How the Court’s fake ethics code differs from the federal recusal law

The federal statute governing judicial recusals begins with a fairly straightforward declarative sentence: “Any justice, judge, or magistrate judge of the United States shall disqualify himself in any proceeding in which his impartiality might reasonably be questioned.” Notably, this statute applies not just to lower court judges — who actually are bound by a separate ethics code — but also to “any justice.” Justice Alito is a justice.

In his letter refusing to recuse, however, Alito does not even mention this federal statute. Instead, he spends nearly the entire letter explaining why he is not required to recuse himself under the much weaker standard announced in the Court’s own unenforceable ethics code.

That standard begins with a presumption against recusal: “A justice is presumed impartial and has an obligation to sit unless disqualified.” It uses weaker language to describe when justices should recuse themselves — stating that a justice “should” recuse when their impartiality reasonably can be questioned, not that a justice “shall” recuse. And it qualifies the obligation to recuse by stating that the duty to recuse is only triggered when a “reasonable person who is aware of all relevant circumstances would doubt that the Justice could fairly discharge his or her duties.”

So, while the federal statute begins with a declarative statement that justices are sometimes required to remove themselves from certain cases, the Court’s own code begins with a statement that justices typically have an “obligation” not to recuse themselves. And the Court’s unenforceable code also states that a justice can be relieved of his duty to recuse if there are “relevant circumstances” that the public may not be aware of.

And so Alito spends much of his letter laying out what he claims these relevant circumstances are. Among other things, he points to the fact that he and his wife “own our Virginia home jointly,” giving her a “legal right to use the property as she sees fit.” He also mentions that Martha-Ann purchased the New Jersey home “with money she inherited from her parents” and that the house is “titled in her name.”

Regardless of whether anyone is likely to find this explanation persuasive, Alito mentions these facts solely to argue that he is not bound to recuse under the Court’s weak internal ethics code. Because the federal statute is also binding on “any justice,” he also had an obligation to, at the very least, explain why he was not bound to recuse himself under this more stringent law.

Alito’s letter also exposes another weakness in the Court’s internal code. Suppose that a news outlet had discovered that a lower court judge flew an inappropriately political flag outside of their home, and the judge tried to dodge a request for recusal by pointing out that the flag was flown by their spouse.
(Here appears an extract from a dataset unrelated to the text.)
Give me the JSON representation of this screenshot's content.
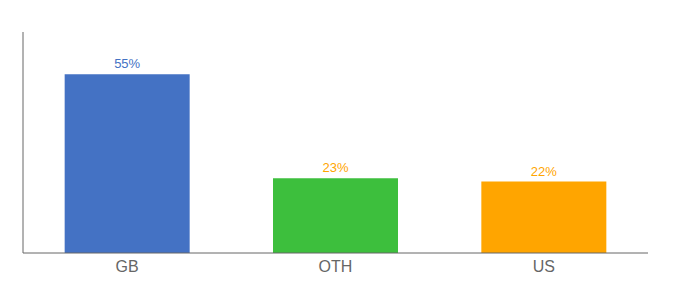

A federal trial judge’s decision not to recuse could be appealed to a federal circuit court, and a circuit judge’s decision not to recuse could be appealed to the Supreme Court.
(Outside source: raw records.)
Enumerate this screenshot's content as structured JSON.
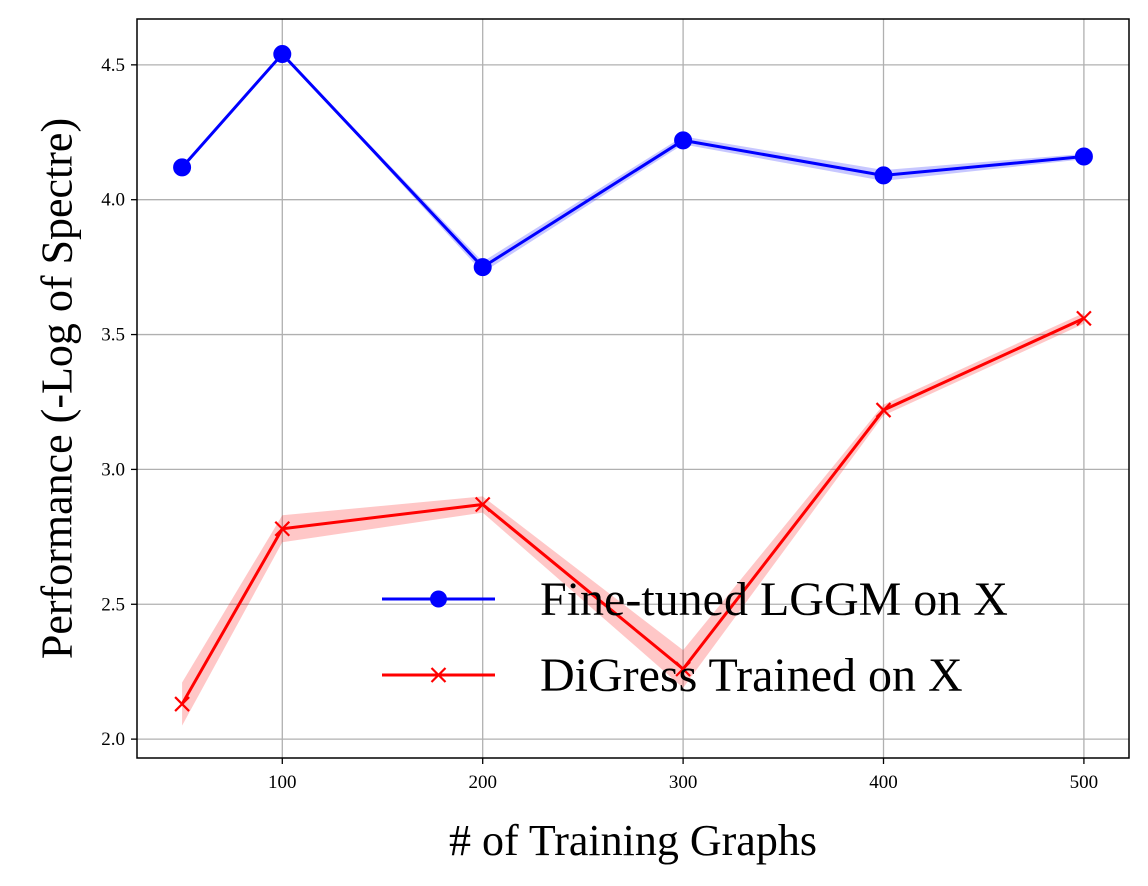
{
  "chart_data": {
    "type": "line",
    "xlabel": "# of Training Graphs",
    "ylabel": "Performance (-Log of Spectre)",
    "xlim": [
      27.5,
      522.5
    ],
    "ylim": [
      1.93,
      4.67
    ],
    "xticks": [
      100,
      200,
      300,
      400,
      500
    ],
    "yticks": [
      2.0,
      2.5,
      3.0,
      3.5,
      4.0,
      4.5
    ],
    "ytick_labels": [
      "2.0",
      "2.5",
      "3.0",
      "3.5",
      "4.0",
      "4.5"
    ],
    "grid": true,
    "legend_position": "lower-right",
    "x": [
      50,
      100,
      200,
      300,
      400,
      500
    ],
    "series": [
      {
        "name": "Fine-tuned LGGM on X",
        "color": "#0000ff",
        "marker": "circle",
        "values": [
          4.12,
          4.54,
          3.75,
          4.22,
          4.09,
          4.16
        ],
        "band": [
          0.0,
          0.0,
          0.02,
          0.015,
          0.02,
          0.01
        ]
      },
      {
        "name": "DiGress Trained on X",
        "color": "#ff0000",
        "marker": "x",
        "values": [
          2.13,
          2.78,
          2.87,
          2.26,
          3.22,
          3.56
        ],
        "band": [
          0.08,
          0.05,
          0.03,
          0.07,
          0.02,
          0.02
        ]
      }
    ]
  }
}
Thus, the rules governing federal judges who do not serve on the Supreme Court ensure that a judge asked to recuse from a matter will not have the final decision-making authority in their own case.

An official commentary attached to the Court’s internal code, by contrast, states that “individual Justices, rather than the Court, decide recusal issues.” So Alito has the final word on whether Alito has behaved ethically, and on whether he is relieved of his obligation to recuse because his wife bought their vacation home with her inheritance.

It was clear the day that the Court released its internal code that it wouldn’t have much impact on the justices’ behavior, in large part because most of the provisions of this code have no enforcement mechanism. But Alito’s letter reveals something much more worrisome about the code: It apparently will be used by the justices to justify ignoring their obligations under federal law.